One Comment on “Gov. Walz announces plan to achieve clean energy in Minnesota by 2040”

  1. Governor Walz likes to follow the science, so here is the science on wind turbines! What is needed to build a single wind turbine? Fibreglass is produced from petrochemicals, which means that a wind turbine cannot be made without the extraction of oil and natural gas. Steel is made from iron ore. To mine ore requires high energy density fuels, such as diesel. Transporting ore to steel mills requires diesel.
    Converting iron ore into steel requires a blast furnace, which requires large amounts of coal or natural gas. The blast furnace is used for most steel production.
    Coal is essential, not simply a result of the energy requirements of steel production but of the chemical requirements of iron ore smelting.
    Cement is made in a kiln, using kiln fuel such as coal, natural gas or used tyres. About 50 per cent of emissions from cement production comes from chemical reactions in its production.
    Then there is the problem of priming windmills.
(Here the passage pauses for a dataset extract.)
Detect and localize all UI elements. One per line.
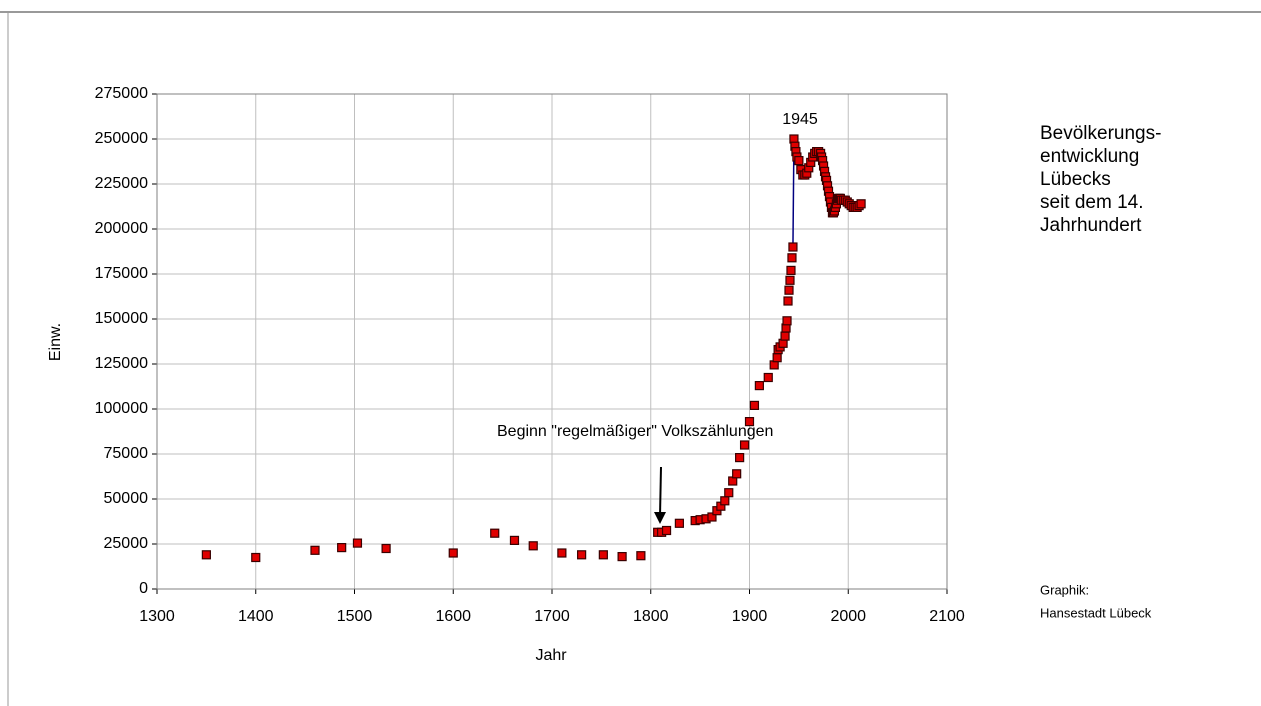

Large wind turbines require a large amount of energy to operate. Wind plants must use electricity from the grid, which is powered by coal, gas or nuclear power.
    A host of the wind turbine functions use electricity that the turbine cannot be relied on to generate – functions such as blade-pitch control, lights, controllers, communication, sensors, metering, data collection, oil heater, pump, cooler, filtering system in gearboxes, and much more.
    Then there is the life expectancy of a wind turbine. It’s between 20-25 years. They are not recyclable, but are typically cut up and buried.

    Solar panels leave an even bigger footprint during the manufacturing process!

    So called clean air at what cost? Who really is benefiting from this? Just follow the money!